PT Bank Negara Indonesia (Persero) Tbk atau BNI terus berupaya meningkatkan sustainable portofolio dalam rangka memperkuat stimulasi pertumbuhan ekonomi berkelanjutan di Indonesia.
Direktur Institutional Banking BNI Muhammad Iqbal memaparkan sesuai dengan target pemerintah dalam mencapai Net Zero Emission tahun 2060, BNI juga berkomitmen untuk terus mendorong sustainable finance. Perseroan terus mendorong sosialisasi penerapan ESG serta menawarkan pricing yang menarik sebagai insentif bagi seluruh mitra BNI.

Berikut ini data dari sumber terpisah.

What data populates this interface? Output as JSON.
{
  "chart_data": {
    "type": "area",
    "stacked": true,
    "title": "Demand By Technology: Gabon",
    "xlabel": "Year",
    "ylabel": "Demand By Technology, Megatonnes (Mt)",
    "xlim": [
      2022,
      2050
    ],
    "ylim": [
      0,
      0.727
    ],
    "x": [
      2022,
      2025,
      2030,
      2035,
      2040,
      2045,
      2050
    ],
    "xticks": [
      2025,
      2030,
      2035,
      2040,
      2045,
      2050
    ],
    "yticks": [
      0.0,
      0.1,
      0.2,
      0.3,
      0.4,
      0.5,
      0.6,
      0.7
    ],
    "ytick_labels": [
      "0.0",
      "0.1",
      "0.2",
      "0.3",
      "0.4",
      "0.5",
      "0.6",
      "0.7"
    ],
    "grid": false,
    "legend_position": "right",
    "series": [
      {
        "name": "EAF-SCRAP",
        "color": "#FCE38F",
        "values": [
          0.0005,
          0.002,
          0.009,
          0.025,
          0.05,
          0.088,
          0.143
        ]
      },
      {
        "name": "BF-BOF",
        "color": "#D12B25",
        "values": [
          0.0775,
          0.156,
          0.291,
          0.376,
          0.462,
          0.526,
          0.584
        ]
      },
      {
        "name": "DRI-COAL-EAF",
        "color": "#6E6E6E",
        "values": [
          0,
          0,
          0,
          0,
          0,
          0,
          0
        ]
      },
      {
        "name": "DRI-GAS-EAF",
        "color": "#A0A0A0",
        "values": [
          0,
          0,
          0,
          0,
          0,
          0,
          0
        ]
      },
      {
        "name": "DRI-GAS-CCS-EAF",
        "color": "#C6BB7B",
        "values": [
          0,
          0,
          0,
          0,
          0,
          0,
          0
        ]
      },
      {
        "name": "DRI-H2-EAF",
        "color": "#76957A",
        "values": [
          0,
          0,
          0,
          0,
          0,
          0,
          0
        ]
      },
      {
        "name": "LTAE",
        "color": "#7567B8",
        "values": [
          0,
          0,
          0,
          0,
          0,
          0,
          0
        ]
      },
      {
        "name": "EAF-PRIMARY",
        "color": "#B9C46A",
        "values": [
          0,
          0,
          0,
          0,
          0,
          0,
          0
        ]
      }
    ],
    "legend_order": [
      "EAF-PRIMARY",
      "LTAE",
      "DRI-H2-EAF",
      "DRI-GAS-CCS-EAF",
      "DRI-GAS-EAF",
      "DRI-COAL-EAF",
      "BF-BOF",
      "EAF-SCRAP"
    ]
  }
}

"Sebagai institusi keuangan, kami ingin terus bergerak aktif dan responsif terhadap kebutuhan dan dapat beradaptasi dengan adanya perubahan dari tren ekonomi berkelanjutan ini. Kami ingin terus optimalisasi pendapatan dengan berkontribusi pada sosial masyarakat, serta secara aktif menjaga kelestarian lingkungan," ujar Iqbal dalam keterangannya, Kamis (9/11/2023).
SCROLL TO CONTINUE WITH CONTENT
Hal ini disampaikannya saat mewakili Direktur Utama BNI Royke Tumilaar dalam sharing session CEO Networking 2023 yang diselenggarakan oleh Bursa Efek Indonesia (BEI), Selasa (7/11/2023).
Lebih lanjut, Iqbal menjelaskan hingga September 2023, sustainable finance BNI yang disalurkan untuk Kategori Kegiatan Usaha Berkelanjutan (KKUB) tercatat mencapai Rp 178,9 triliun atau 27% dari total portofolio kredit BNI.
Adapun Sustainable finance ini utamanya diberikan untuk kebutuhan pengembangan ekonomi sosial masyarakat melalui pembiayaan segmen UMKM sebesar Rp 118,3 triliun; pengelolaan bisnis ramah lingkungan dan sumber daya alam hayati sebesar Rp 21,5 triliun; energi baru dan terbarukan sebesar Rp 10,1 triliun; pembiayaan untuk pencegahan polusi sebesar Rp3,7 triliun; serta Sustainable Portfolio lainnya sebesar Rp 25,3 triliun.
BNI juga proaktif memperkenalkan pembiayaan yang berkelanjutan (sustainability linked loan). Hingga September 2023, perseroan telah menyalurkan SSL sebesar Rp 4,7 triliun kepada para pelaku industri utama di berbagai sektor, seperti agroindustri, semen dan manufaktur baja.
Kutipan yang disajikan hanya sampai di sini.